Явились светила и первым долгом выставили Краффта за дверь, несмотря на его протесты; затем снова принялись измерять температуру, щупать пульс и прочее в этом духе. Температура немного поднялась, пульс стал девяносто шесть, у пациента появился аппетит; что ж, превосходно! После этого светила удалились в другое крыло замка, где в них тоже нуждались: княжна горела в сорокаградусной лихорадке, совершенно истощенная шестидесятичасовым бдением; вдобавок к этому — сильная анемия и целый ряд других болезней вплоть до запущенного туберкулезного очага в легких.

На другой день Прокоп уже сидел в постели и торжественно принимал визитеров. Все гости, правда, разъехались, но толстый кузен еще задержался в замке и изнывал от скуки. Прибежал несколько смущенный Карсон, но все сошло хорошо; Прокоп не упоминал о том, что было, и под конец Карсон проболтался, что страшные взрывчатки, которые Прокоп составил в последние дни, показали при испытании такую же взрывную силу, как у опилок; короче — короче, Прокоп, вероятно, был уже в сильном жару, когда делал их. Эту весть пациент тоже принял спокойно — лишь немного погодя расхохотался.
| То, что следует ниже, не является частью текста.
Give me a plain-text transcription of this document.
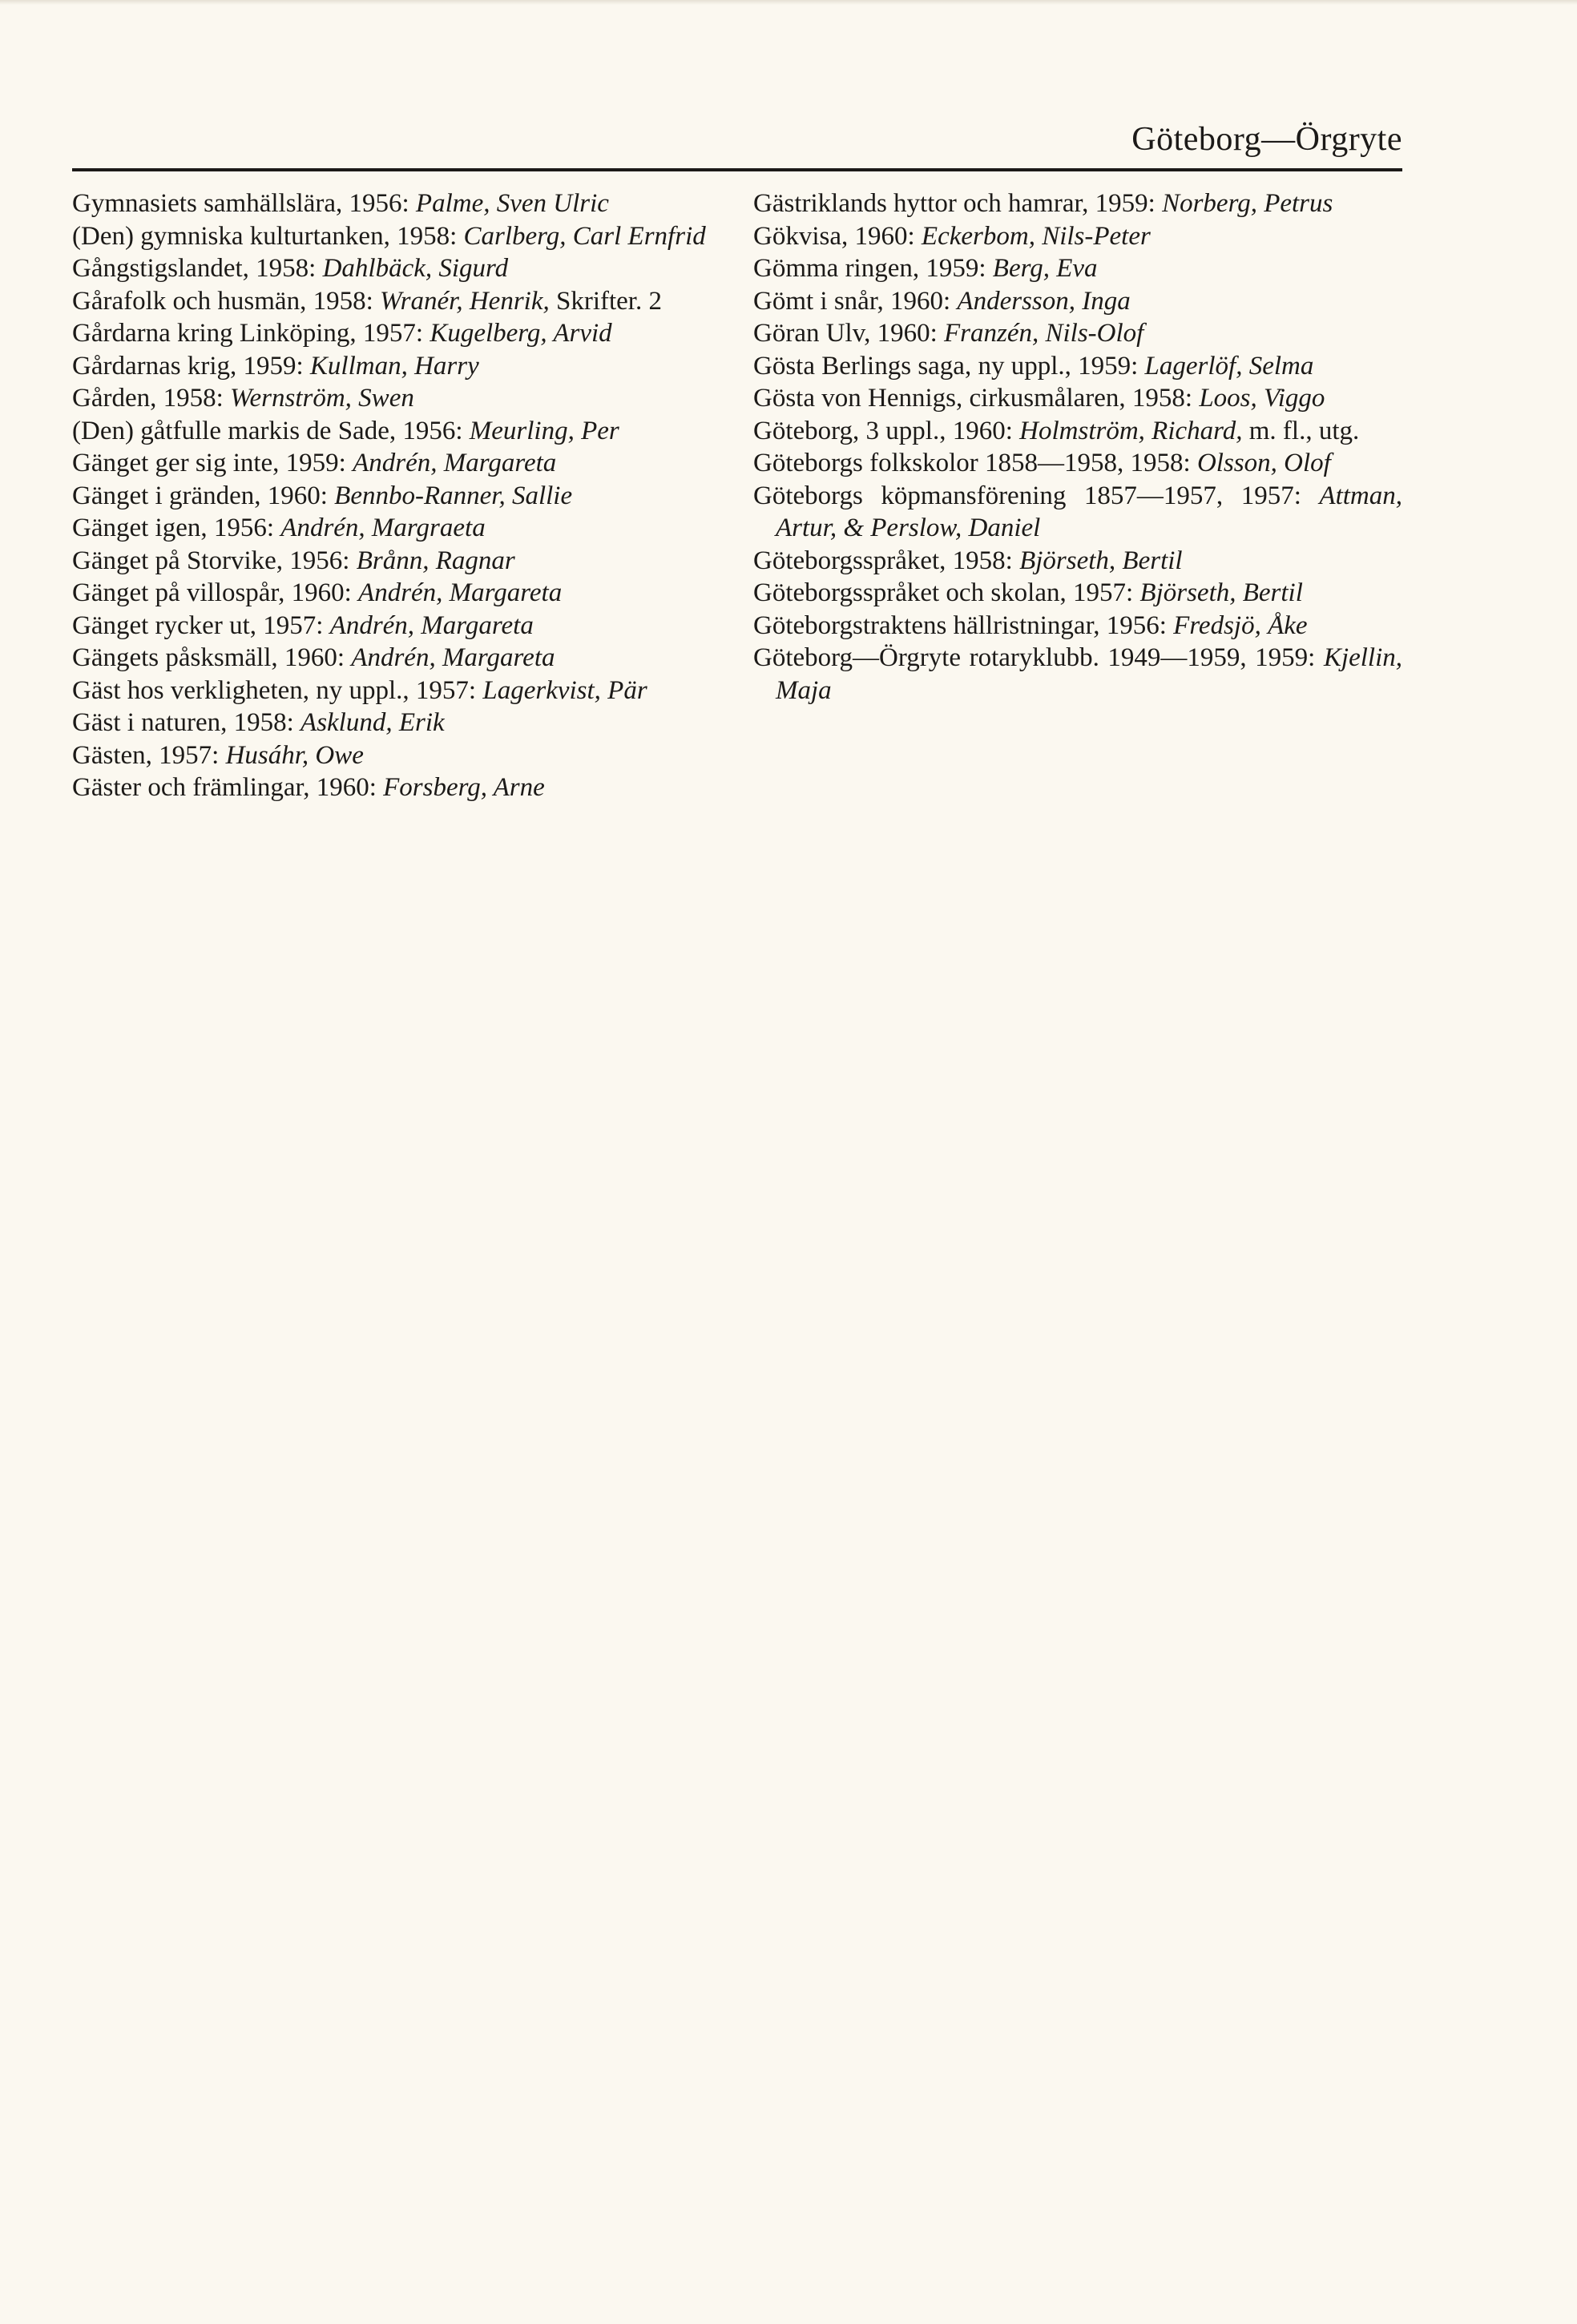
Göteborg—Örgryte
Gymnasiets samhällslära, 1956: Palme, Sven Ulric
(Den) gymniska kulturtanken, 1958: Carlberg, Carl Ernfrid
Gångstigslandet, 1958: Dahlbäck, Sigurd
Gårafolk och husmän, 1958: Wranér, Henrik, Skrifter. 2
Gårdarna kring Linköping, 1957: Kugelberg, Arvid
Gårdarnas krig, 1959: Kullman, Harry
Gården, 1958: Wernström, Swen
(Den) gåtfulle markis de Sade, 1956: Meurling, Per
Gänget ger sig inte, 1959: Andrén, Margareta
Gänget i gränden, 1960: Bennbo-Ranner, Sallie
Gänget igen, 1956: Andrén, Margraeta
Gänget på Storvike, 1956: Brånn, Ragnar
Gänget på villospår, 1960: Andrén, Margareta
Gänget rycker ut, 1957: Andrén, Margareta
Gängets påsksmäll, 1960: Andrén, Margareta
Gäst hos verkligheten, ny uppl., 1957: Lagerkvist, Pär
Gäst i naturen, 1958: Asklund, Erik
Gästen, 1957: Husáhr, Owe
Gäster och främlingar, 1960: Forsberg, Arne
Gästriklands hyttor och hamrar, 1959: Norberg, Petrus
Gökvisa, 1960: Eckerbom, Nils-Peter
Gömma ringen, 1959: Berg, Eva
Gömt i snår, 1960: Andersson, Inga
Göran Ulv, 1960: Franzén, Nils-Olof
Gösta Berlings saga, ny uppl., 1959: Lagerlöf, Selma
Gösta von Hennigs, cirkusmålaren, 1958: Loos, Viggo
Göteborg, 3 uppl., 1960: Holmström, Richard, m. fl., utg.
Göteborgs folkskolor 1858—1958, 1958: Olsson, Olof
Göteborgs köpmansförening 1857—1957, 1957: Attman, Artur, & Perslow, Daniel
Göteborgsspråket, 1958: Björseth, Bertil
Göteborgsspråket och skolan, 1957: Björseth, Bertil
Göteborgstraktens hällristningar, 1956: Fredsjö, Åke
Göteborg—Örgryte rotaryklubb. 1949—1959, 1959: Kjellin, Maja
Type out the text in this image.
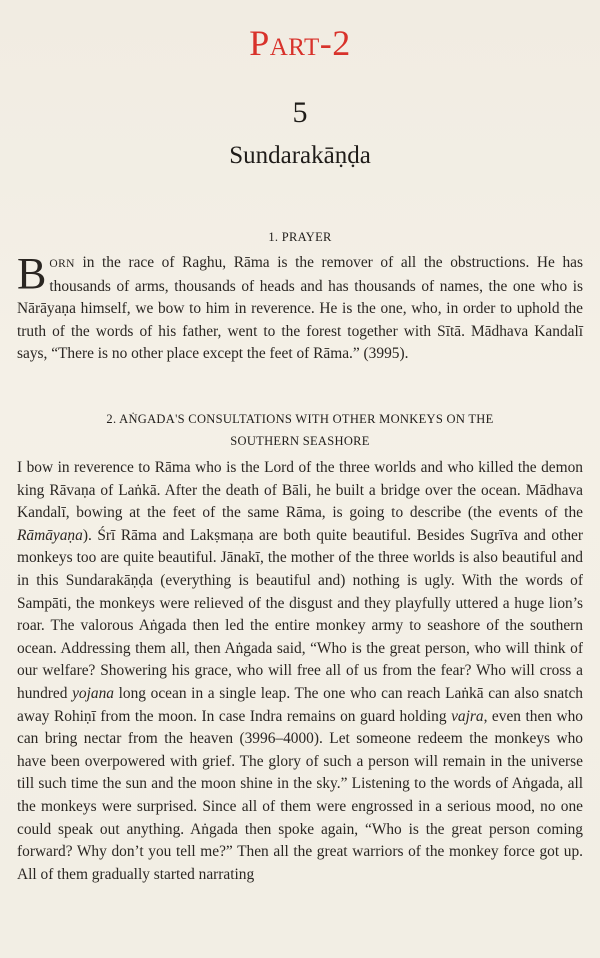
Part-2
5
Sundarakāṇḍa
1. PRAYER
BORN in the race of Raghu, Rāma is the remover of all the obstructions. He has thousands of arms, thousands of heads and has thousands of names, the one who is Nārāyaṇa himself, we bow to him in reverence. He is the one, who, in order to uphold the truth of the words of his father, went to the forest together with Sītā. Mādhava Kandalī says, “There is no other place except the feet of Rāma.” (3995).
2. AṄGADA'S CONSULTATIONS WITH OTHER MONKEYS ON THE
SOUTHERN SEASHORE
I bow in reverence to Rāma who is the Lord of the three worlds and who killed the demon king Rāvaṇa of Laṅkā. After the death of Bāli, he built a bridge over the ocean. Mādhava Kandalī, bowing at the feet of the same Rāma, is going to describe (the events of the Rāmāyaṇa). Śrī Rāma and Lakṣmaṇa are both quite beautiful. Besides Sugrīva and other monkeys too are quite beautiful. Jānakī, the mother of the three worlds is also beautiful and in this Sundarakāṇḍa (everything is beautiful and) nothing is ugly. With the words of Sampāti, the monkeys were relieved of the disgust and they playfully uttered a huge lion’s roar. The valorous Aṅgada then led the entire monkey army to seashore of the southern ocean. Addressing them all, then Aṅgada said, “Who is the great person, who will think of our welfare? Showering his grace, who will free all of us from the fear? Who will cross a hundred yojana long ocean in a single leap. The one who can reach Laṅkā can also snatch away Rohiṇī from the moon. In case Indra remains on guard holding vajra, even then who can bring nectar from the heaven (3996–4000). Let someone redeem the monkeys who have been overpowered with grief. The glory of such a person will remain in the universe till such time the sun and the moon shine in the sky.” Listening to the words of Aṅgada, all the monkeys were surprised. Since all of them were engrossed in a serious mood, no one could speak out anything. Aṅgada then spoke again, “Who is the great person coming forward? Why don’t you tell me?” Then all the great warriors of the monkey force got up. All of them gradually started narrating
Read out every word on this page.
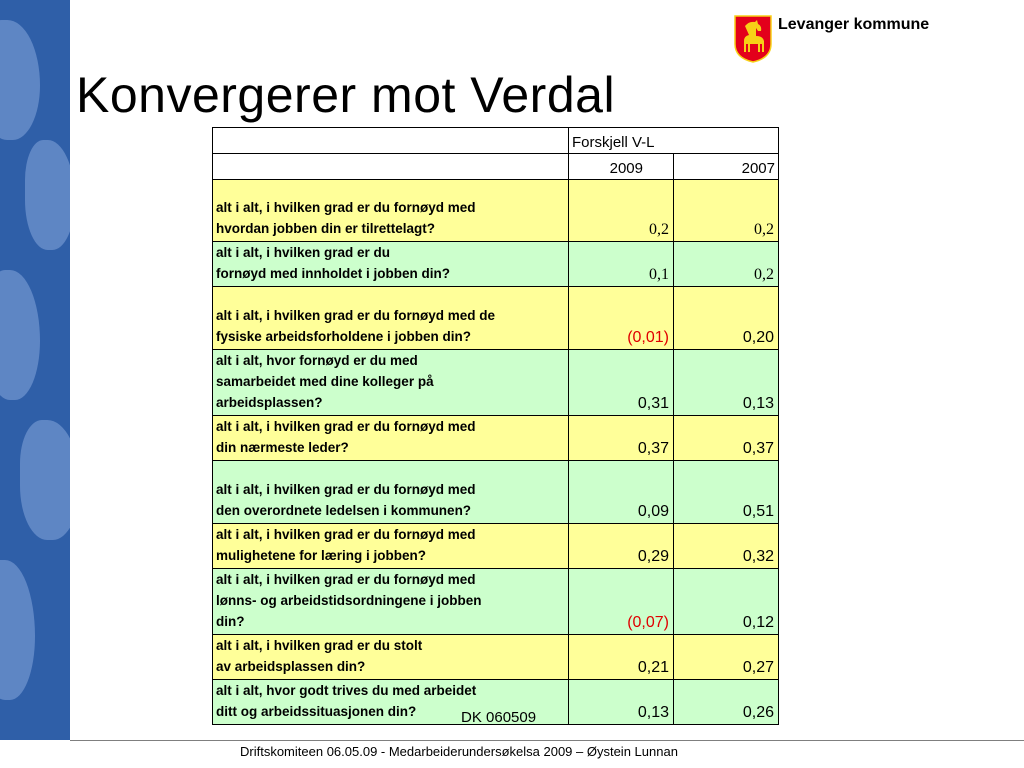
Levanger kommune
Konvergerer mot Verdal
	Forskjell V-L	
	2009	2007

alt i alt, i hvilken grad er du fornøyd med
hvordan jobben din er tilrettelagt?	0,2	0,2

alt i alt, i hvilken grad er du
fornøyd med innholdet i jobben din?	0,1	0,2

alt i alt, i hvilken grad er du fornøyd med de
fysiske arbeidsforholdene i jobben din?	(0,01)	0,20

alt i alt, hvor fornøyd er du med
samarbeidet med dine kolleger på
arbeidsplassen?	0,31	0,13

alt i alt, i hvilken grad er du fornøyd med
din nærmeste leder?	0,37	0,37

alt i alt, i hvilken grad er du fornøyd med
den overordnete ledelsen i kommunen?	0,09	0,51

alt i alt, i hvilken grad er du fornøyd med
mulighetene for læring i jobben?	0,29	0,32

alt i alt, i hvilken grad er du fornøyd med
lønns- og arbeidstidsordningene i jobben
din?	(0,07)	0,12

alt i alt, i hvilken grad er du stolt
av arbeidsplassen din?	0,21	0,27

alt i alt, hvor godt trives du med arbeidet
ditt og arbeidssituasjonen din?	0,13	0,26
DK 060509
Driftskomiteen 06.05.09 - Medarbeiderundersøkelsa 2009 – Øystein Lunnan
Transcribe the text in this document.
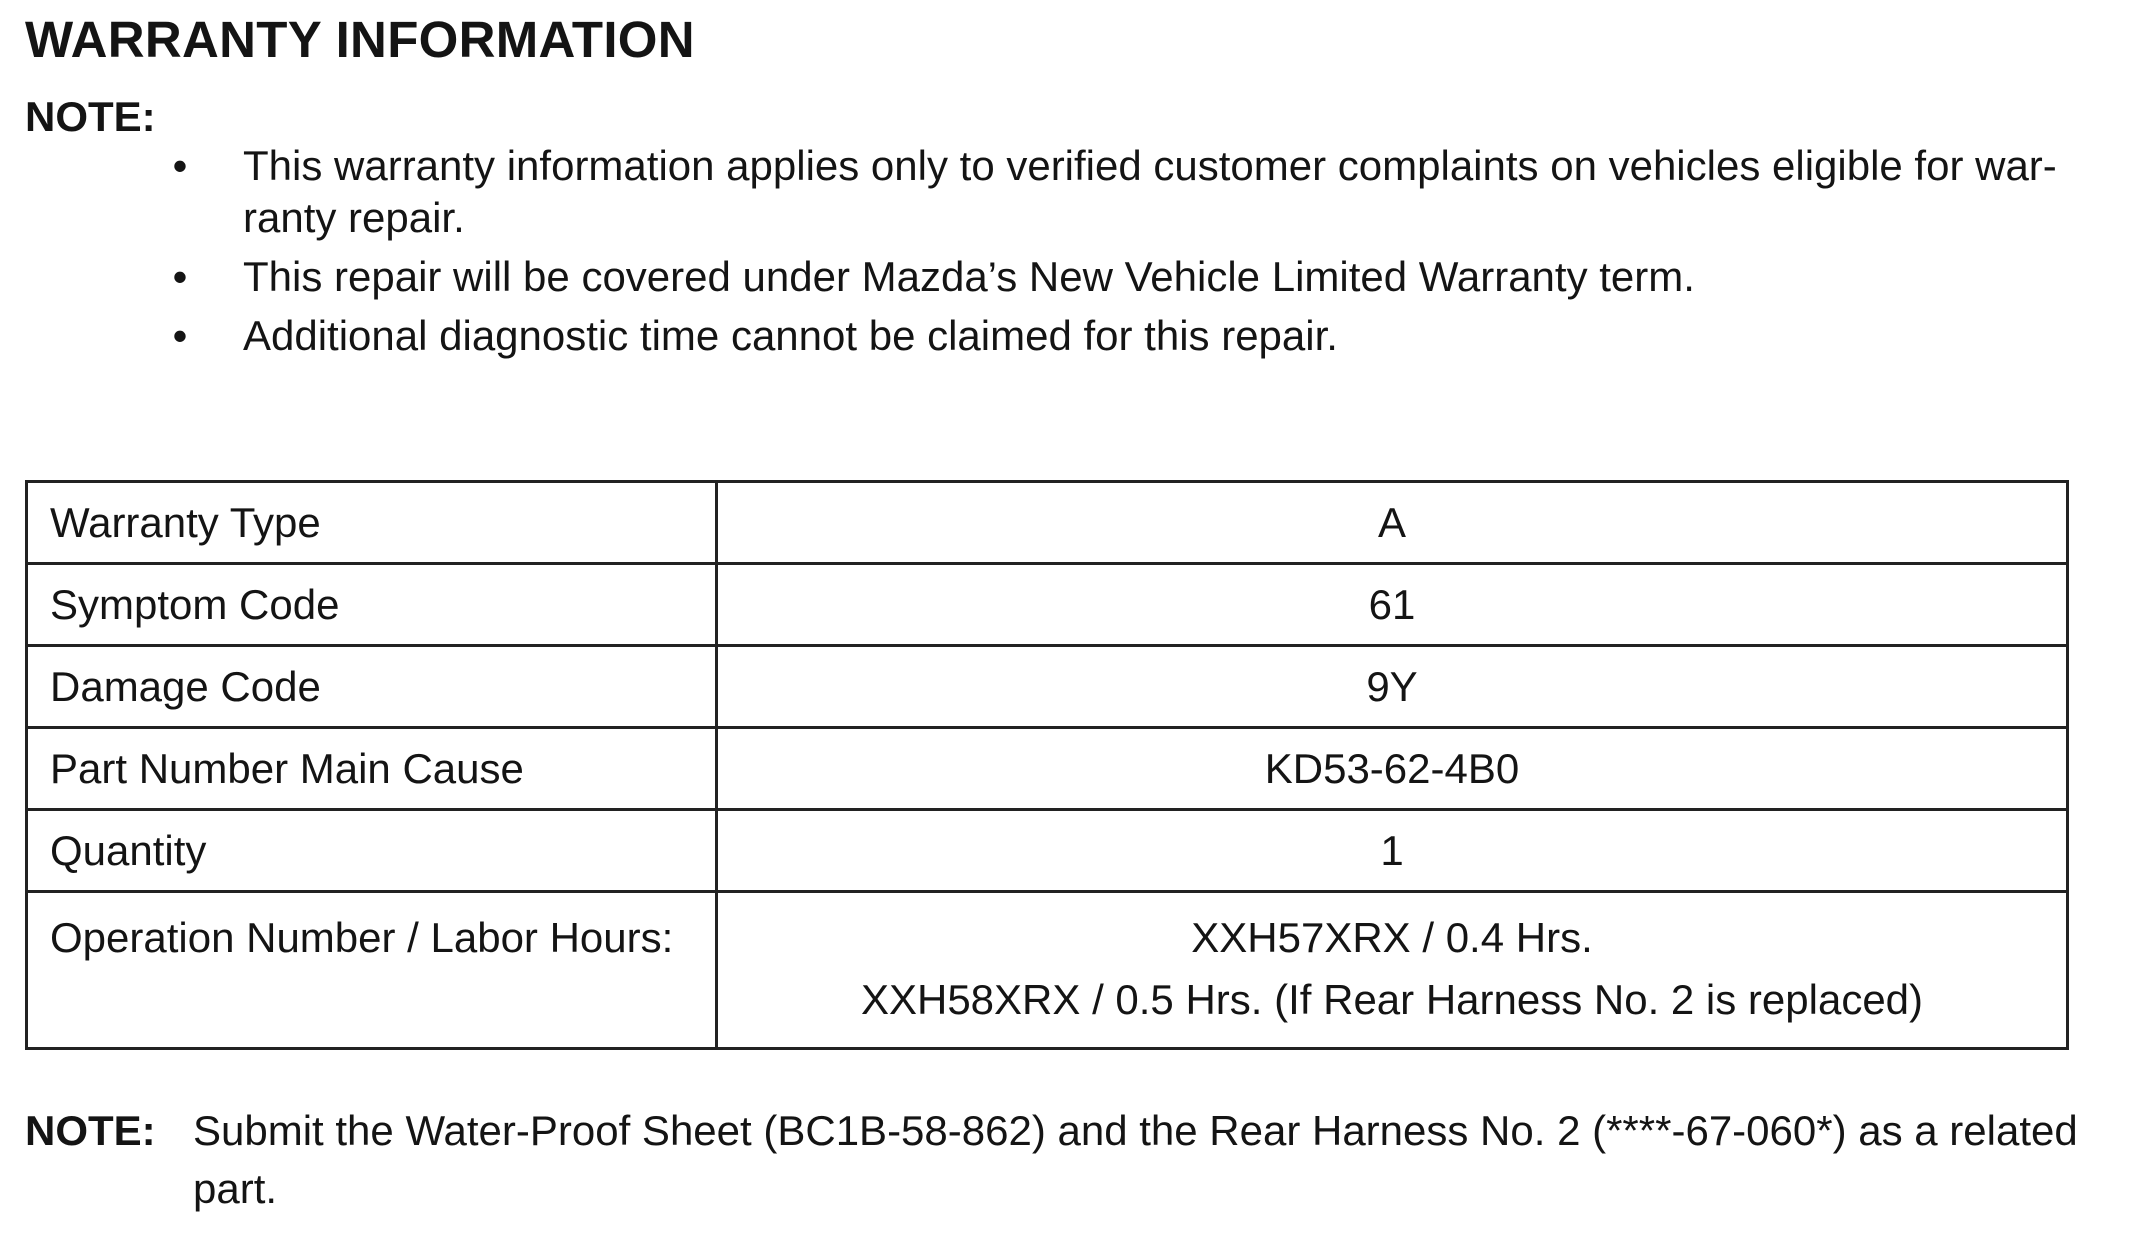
WARRANTY INFORMATION
NOTE:
•	This warranty information applies only to verified customer complaints on vehicles eligible for war- ranty repair.
•	This repair will be covered under Mazda’s New Vehicle Limited Warranty term.
•	Additional diagnostic time cannot be claimed for this repair.
Warranty Type	A
Symptom Code	61
Damage Code	9Y
Part Number Main Cause	KD53-62-4B0
Quantity	1
Operation Number / Labor Hours:	XXH57XRX / 0.4 Hrs.
XXH58XRX / 0.5 Hrs. (If Rear Harness No. 2 is replaced)
NOTE: Submit the Water-Proof Sheet (BC1B-58-862) and the Rear Harness No. 2 (****-67-060*) as a related part.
— Ну, знаете, — добродушно заметил он, — все же я порядком нагнал на вас страху!

— Нагнали, нагнали, — охотно согласился Карсон. — В жизни я так не дрожал за себя и за комбинат!

Приплелся Краффт, зеленый, сокрушающийся. Оказывается, ночью он совершал обильные возлияния в честь своих чудодейственных флюидов, и теперь ему было очень нехорошо. Он горько жаловался, что навсегда утопил в вине свою телепатическую силу, и обещал себе с нынешнего дня вести аскетический образ жизни по учению индийских йогов.

Пришел и дядюшка Шарль, он был très aimable[163] и тонко сдержан. Прокоп был ему благодарен: le bon prince нашел тот же симпатичный тон, что и месяц тому назад, снова стал обращаться к Прокопу на «вы» и весело рассказывал истории, случавшиеся с ним. Лишь когда разговор отдаленно касался княжны, на всех нападала некоторая стесненность.

А княжна тем временем в другом крыле замка сухо, болезненно кашляла и каждые полчаса принимала Пауля, обязанного докладывать, что делает Прокоп, что он ел и кто к нему пришел.